October 13, 2024

MOON Desk: Three days after two massive earthquakes struck northwestern Syria and southeastern Turkiye in the early hours of Feb. 6, the US Treasury announced a 180-day exemption from sanctions on “all transactions related to earthquake relief efforts” sent to Syria by overseas donors.

The decision reopened the debate over whether the US should take action to lift sanctions imposed on the regime of President Bashar Assad in response to allegations that it committed horrific war crimes, to allow the country to begin to recover from more than a decade of destruction and displacement.

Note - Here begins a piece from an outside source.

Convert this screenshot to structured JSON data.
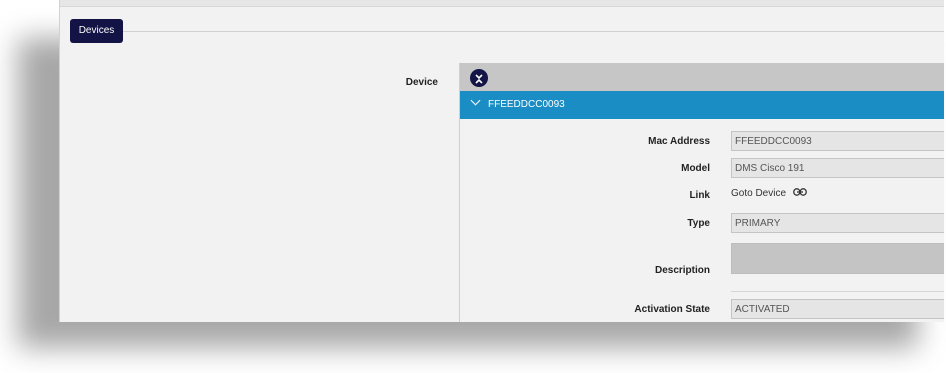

Syrian economic adviser Humam Al-Jazaeri described the Treasury’s move as a “bold signal to (the) international community — individual countries and organizations — to provide tangible help and assistance” in the wake of the earthquakes.

“This is evident in the growing number of countries coming forward, which have probably found it difficult otherwise,” Al-Jazaeri told Arab News.

US sanctions were first imposed on Syria in 1979, when Washington designated it a “state sponsor of terrorism.”

The restrictions were further tightened during the Iraq war in 2004, and several more times since the civil war in Syria began in 2011. The Caesar Act, introduced in 2019 to penalize Assad’s financial and political backers abroad, brought about the most severe constraints.